RICHMOND, Va. (WRIC) — Virginia’s General Assembly has approved new hemp regulations, with revisions to identical bills from the House and Senate by Gov. Glenn Youngkin, addressing the amount of tetrahydrocannabinol (THC) permitted for cannabidiol (CBD) and hemp products.
According to marijuana industry consumer organization Virginia State Cannabis, CBD does not produce the “high” that THC can.
“The primary distinction between marijuana and hemp is the quantity of CBD and THC in the plants; if the plant has above 0.3% Tetrahydrocannabinol or THC, it is classified as a marijuana plant,” Virginia State Cannabis said.
That percentage amount took a page from the U.S. Hemp Farming Act, which was signed into law in December 2018, declassifying hemp with a THC content of less than 0.3% as a Schedule I controlled substance. But Virginia NORML Executive Director JM Pedini said that there was a loophole in adopting that amount. This stems from the difference between 0.3% of a plant’s dry weight and 0.3% of a liquid, for example.
As amended, HB 2294 and SB 903 address that issue by placing a two-milligram limit of THC for CBD or hemp products in the Commonwealth, while also allowing for a 25:1 ratio.
“What they’re going to find is a much lower total THC in, call it, per serving or bottle, no matter what the product is, and a much higher CBD content because now, you have to put 25 milligrams of CBD into a product if you want to use one milligram of THC,” Virginia Cannabis Association President Jason Blanchette said. “We’ve got this infighting between trade organizations and different industry groups.”
Meanwhile, Pedini said that a typical dosage of medical cannabis in Virginia would have no more than 10 milligrams of THC. Thus, this 25:1 ratio could present a so-called loophole of its own, especially without the same regulations as cannabis. But Blanchette disagreed.
“There are going to be loopholes found. There always are, especially when it comes to a plant that contains hundreds of cannabinoids,” Blanchette said. “Someone could go to any number of their friends and get a joint, and it’s going to cost them a couple dollars, and we’re talking real marijuana now, right? Why would they spend $50 in a high-end CBD boutique to buy a tincture, just to get high and then swallow the entire $50 worth of product?”
HB 2294 and SB 903 make a number of other changes to hemp regulations in the Commonwealth. Once in effect, the measures will require a $1,000 fee for retail permits, and prohibit synthetics, such as Delta-8. With those amendments, Blanchette said consumers could see more than half of the products on store shelves in Virginia come down.
Moreover, the bills create “labeling, packaging, and testing requirements for industrial hemp extracts and foods containing an industrial hemp extract,” as well as “a civil penalty of $10,000” for sales without proper permitting and failure to adhere to Virginia Department of Agriculture and Consumer Services (VDACS) regulations.

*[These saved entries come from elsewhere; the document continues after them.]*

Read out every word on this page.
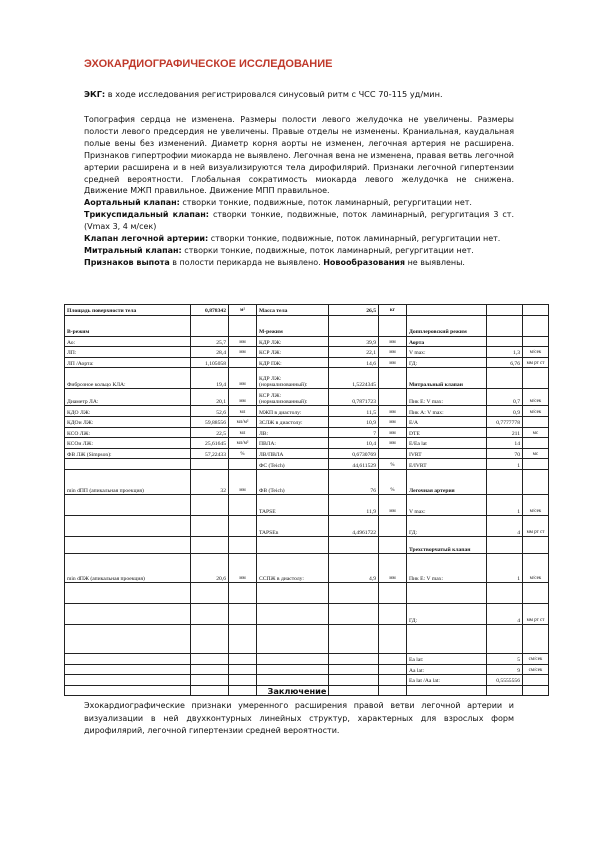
ЭХОКАРДИОГРАФИЧЕСКОЕ ИССЛЕДОВАНИЕ
ЭКГ: в ходе исследования регистрировался синусовый ритм с ЧСС 70-115 уд/мин.

Топография сердца не изменена. Размеры полости левого желудочка не увеличены. Размеры полости левого предсердия не увеличены. Правые отделы не изменены. Краниальная, каудальная полые вены без изменений. Диаметр корня аорты не изменен, легочная артерия не расширена. Признаков гипертрофии миокарда не выявлено. Легочная вена не изменена, правая ветвь легочной артерии расширена и в ней визуализируются тела дирофилярий. Признаки легочной гипертензии средней вероятности. Глобальная сократимость миокарда левого желудочка не снижена. Движение МЖП правильное. Движение МПП правильное.

Аортальный клапан: створки тонкие, подвижные, поток ламинарный, регургитации нет.

Трикуспидальный клапан: створки тонкие, подвижные, поток ламинарный, регургитация 3 ст. (Vmax 3, 4 м/сек)

Клапан легочной артерии: створки тонкие, подвижные, поток ламинарный, регургитации нет.

Митральный клапан: створки тонкие, подвижные, поток ламинарный, регургитации нет.

Признаков выпота в полости перикарда не выявлено. Новообразования не выявлены.

Площадь поверхности тела	0,878342	м²	Масса тела	26,5	кг			
В-режим			М-режим			Допплеровский режим		
Ао:	25,7	мм	КДР ЛЖ:	39,9	мм	Аорта		
ЛП:	28,4	мм	КСР ЛЖ:	22,1	мм	V max:	1,3	м/сек
ЛП /Аорта:	1,105058		КДР ПЖ:	14,6	мм	ГД:	6,76	мм рт ст
Фиброзное кольцо КЛА:	19,4	мм	КДР ЛЖ: (нормализованный):	1,5224345		Митральный клапан		
Диаметр ЛА:	20,1	мм	КСР ЛЖ: (нормализованный):	0,7871723		Пик Е: V max:	0,7	м/сек
КДО ЛЖ:	52,6	мл	МЖП в диастолу:	11,5	мм	Пик А: V max:	0,9	м/сек
КДОи ЛЖ:	59,88556	мл/м²	ЗСЛЖ в диастолу:	10,9	мм	E/A	0,7777778	
КСО ЛЖ:	22,5	мл	ЛВ:	7	мм	DTE	211	мс
КСОи ЛЖ:	25,61645	мл/м²	ПВЛА:	10,4	мм	E/Ea lat	14	
ФВ ЛЖ (Simpson):	57,22433	%	ЛВ/ПВЛА	0,6730769		IVRT	70	мс
			ФС (Teich)	44,611529	%	E/IVRT	1	
min dПП (апикальная проекция)	32	мм	ФВ (Teich)	76	%	Легочная артерия		
			TAPSE	11,9	мм	V max:	1	м/сек
			TAPSEn	4,4961722		ГД:	4	мм рт ст
						Трехстворчатый клапан		
min dПЖ (апикальная проекция)	20,6	мм	ССПЖ в диастолу:	4,9	мм	Пик Е: V max:	1	м/сек

						ГД:	4	мм рт ст

						Ea lat:	5	см/сек
						Aa lat:	9	см/сек
						Ea lat /Aa lat:	0,5555556	

Заключение
Эхокардиографические признаки умеренного расширения правой ветви легочной артерии и визуализации в ней двухконтурных линейных структур, характерных для взрослых форм дирофилярий, легочной гипертензии средней вероятности.
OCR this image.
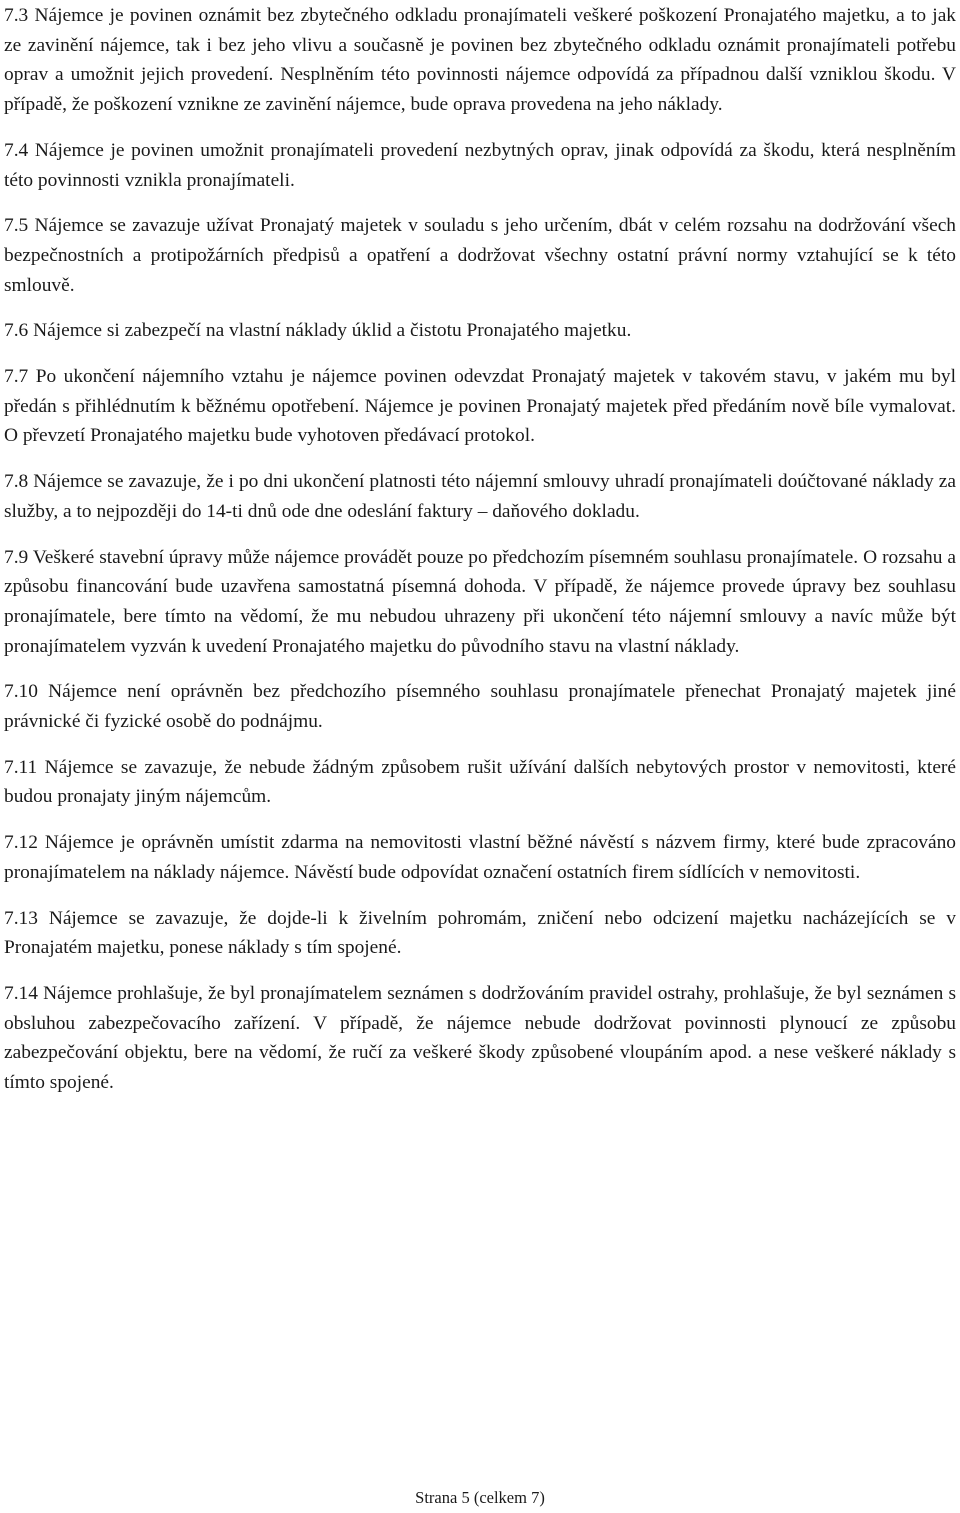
7.3 Nájemce je povinen oznámit bez zbytečného odkladu pronajímateli veškeré poškození Pronajatého majetku, a to jak ze zavinění nájemce, tak i bez jeho vlivu a současně je povinen bez zbytečného odkladu oznámit pronajímateli potřebu oprav a umožnit jejich provedení. Nesplněním této povinnosti nájemce odpovídá za případnou další vzniklou škodu. V případě, že poškození vznikne ze zavinění nájemce, bude oprava provedena na jeho náklady.

7.4 Nájemce je povinen umožnit pronajímateli provedení nezbytných oprav, jinak odpovídá za škodu, která nesplněním této povinnosti vznikla pronajímateli.

7.5 Nájemce se zavazuje užívat Pronajatý majetek v souladu s jeho určením, dbát v celém rozsahu na dodržování všech bezpečnostních a protipožárních předpisů a opatření a dodržovat všechny ostatní právní normy vztahující se k této smlouvě.

7.6 Nájemce si zabezpečí na vlastní náklady úklid a čistotu Pronajatého majetku.

7.7 Po ukončení nájemního vztahu je nájemce povinen odevzdat Pronajatý majetek v takovém stavu, v jakém mu byl předán s přihlédnutím k běžnému opotřebení. Nájemce je povinen Pronajatý majetek před předáním nově bíle vymalovat. O převzetí Pronajatého majetku bude vyhotoven předávací protokol.

7.8 Nájemce se zavazuje, že i po dni ukončení platnosti této nájemní smlouvy uhradí pronajímateli doúčtované náklady za služby, a to nejpozději do 14-ti dnů ode dne odeslání faktury – daňového dokladu.

7.9 Veškeré stavební úpravy může nájemce provádět pouze po předchozím písemném souhlasu pronajímatele. O rozsahu a způsobu financování bude uzavřena samostatná písemná dohoda. V případě, že nájemce provede úpravy bez souhlasu pronajímatele, bere tímto na vědomí, že mu nebudou uhrazeny při ukončení této nájemní smlouvy a navíc může být pronajímatelem vyzván k uvedení Pronajatého majetku do původního stavu na vlastní náklady.

7.10 Nájemce není oprávněn bez předchozího písemného souhlasu pronajímatele přenechat Pronajatý majetek jiné právnické či fyzické osobě do podnájmu.

7.11 Nájemce se zavazuje, že nebude žádným způsobem rušit užívání dalších nebytových prostor v nemovitosti, které budou pronajaty jiným nájemcům.

7.12 Nájemce je oprávněn umístit zdarma na nemovitosti vlastní běžné návěstí s názvem firmy, které bude zpracováno pronajímatelem na náklady nájemce. Návěstí bude odpovídat označení ostatních firem sídlících v nemovitosti.

7.13 Nájemce se zavazuje, že dojde-li k živelním pohromám, zničení nebo odcizení majetku nacházejících se v Pronajatém majetku, ponese náklady s tím spojené.

7.14 Nájemce prohlašuje, že byl pronajímatelem seznámen s dodržováním pravidel ostrahy, prohlašuje, že byl seznámen s obsluhou zabezpečovacího zařízení. V případě, že nájemce nebude dodržovat povinnosti plynoucí ze způsobu zabezpečování objektu, bere na vědomí, že ručí za veškeré škody způsobené vloupáním apod. a nese veškeré náklady s tímto spojené.

Strana 5 (celkem 7)
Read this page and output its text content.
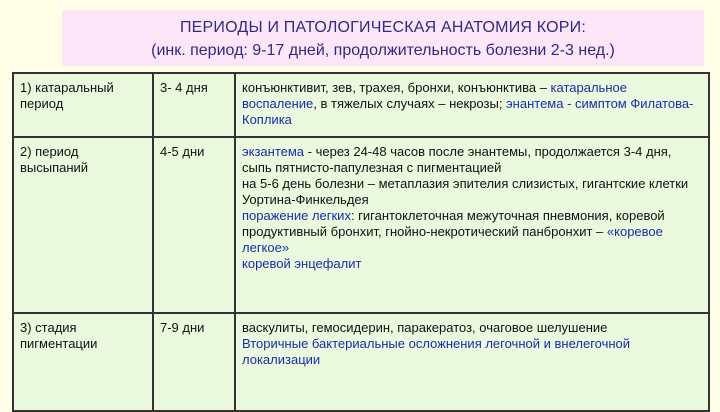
ПЕРИОДЫ И ПАТОЛОГИЧЕСКАЯ АНАТОМИЯ КОРИ:
(инк. период: 9-17 дней, продолжительность болезни 2-3 нед.)
1) катаральный период	3- 4 дня	конъюнктивит, зев, трахея, бронхи, конъюнктива – катаральное воспаление, в тяжелых случаях – некрозы; энантема - симптом Филатова-Коплика
2) период высыпаний	4-5 дни	экзантема - через 24-48 часов после энантемы, продолжается 3-4 дня, сыпь пятнисто-папулезная с пигментацией
на 5-6 день болезни – метаплазия эпителия слизистых, гигантские клетки Уортина-Финкельдея
поражение легких: гигантоклеточная межуточная пневмония, коревой продуктивный бронхит, гнойно-некротический панбронхит – «коревое легкое»
коревой энцефалит

3) стадия пигментации	7-9 дни	васкулиты, гемосидерин, паракератоз, очаговое шелушение
Вторичные бактериальные осложнения легочной и внелегочной локализации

Youngkin’s press sectary provided the following statement to 8News:
The Governor’s amendment continues his efforts to crack down on dangerous THC intoxicants, including synthetic products such as Delta 8. In addition to the ban on synthetic THC, the limited percentage of total THC allowed, the packaging and labeling restrictions, the testing requirements, and the total per package limit for THC, the substitute also requires retailers to register with the enforcement agency to sell any consumable hemp derived product. Following feedback from parents whose children have experienced positive benefits from CBD products, the substitute also includes a narrowly tailored exemption clarifying that the legislation will not outlaw those therapeutic products. Governor Youngkin’s substitute takes into account these critically necessary products while going even further to clear store shelves of illegal products responsible for sending children to the hospital.Office of the Governor
Blanchette said it was a pseudo-win for Virginia’s hemp industry.
“The original bill was absolutely decimating,” he said. “We are all hemp growers, processors, we’ve been in the hemp industry since minute-one. We are really looking to engage in conversation about fixing all of this with a proper, again, safe and regulated adult-use cannabis market.”
HB 2294 and SB 903 each passed with slightly more than half of the legislative votes in their respective houses. The measures goes into effect on July 1.